The Displaced Americans had to crawl under hundreds of yards of barbed wire, run across the desert like pack mules, swim across the rivers to reach safety among the noble Mexican people they so often took for granted or snubbed on their vacations.
Many of them perished from dehydration, exposure, drowning, scorpion and rattlesnake bites, and banditos taking potshots at them from hilltops.
So now the rest of the White Americans sail around the world with no port open to them. Many others take their chances crossing into Canada, getting trampled by moose and mauled by wild bear and cannibal Mounties.
O! It is a sad for displaced White Americans, indeed. Goodbye, cruel world. We bid you adieu. We're going now. See you on the other side..."
7 Comments:
@Mr. Bananas - You? And Hillary? Man, I better get to the clinic and have my shots again. Sheesh!

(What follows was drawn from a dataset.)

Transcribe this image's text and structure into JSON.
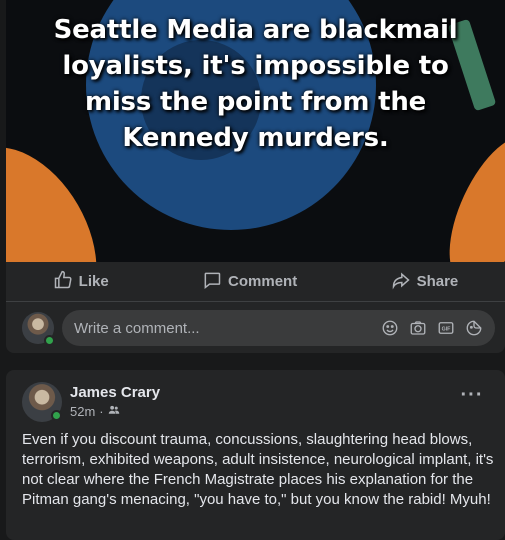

I would totally vote for Dave Chappelle. Not because he's black. But because he's the man.
BY All that is good about American ideals we swear...
TOGO WILL BE A FREE DEMOCRATIC STATE!
Once we depose their lizard king Golthar.
I'm just going to sell all of my worldly possessions and buy a truckload of weed. Then go to Bangladesh, get high and jump off the edge of the world. Or is that Togo?
@Sharath - LULZ! I'm all for foreign occupation. When do we invade Togo?
@Don - Got room for one more?
When we figure out the difference between "Togo" and the budget payless shoe brand Bogo.
We'll attack
@Sharath - Togo is is a narrow country in West Africa. Bogo brand shoes are made in a sweat shop in Togo. Good 'nuff?
@Joe the Unlicensed Plumber - You're one to talk. You were used simply as a plant by McCain's Campaign Advisers. We see how well that worked, sneaky bastards. So, reap what you sow. You have less value than the appalling squandering of oxygen and water required to keep you from being maggot meat, you dungaree-sporting dufus. Do something useful with your time, dress up as a KKK member, visit a Black Panther meeting, film it and upload your beating on YouTube.
@Sharath - I don't think Joe can read.
I think Operation Sneaker Freedom sounds like a pretty good idea, but I was thinking more along the lines of Freeing Bogo from the conformist nature of Togo sweatshops. Oh right, same thing.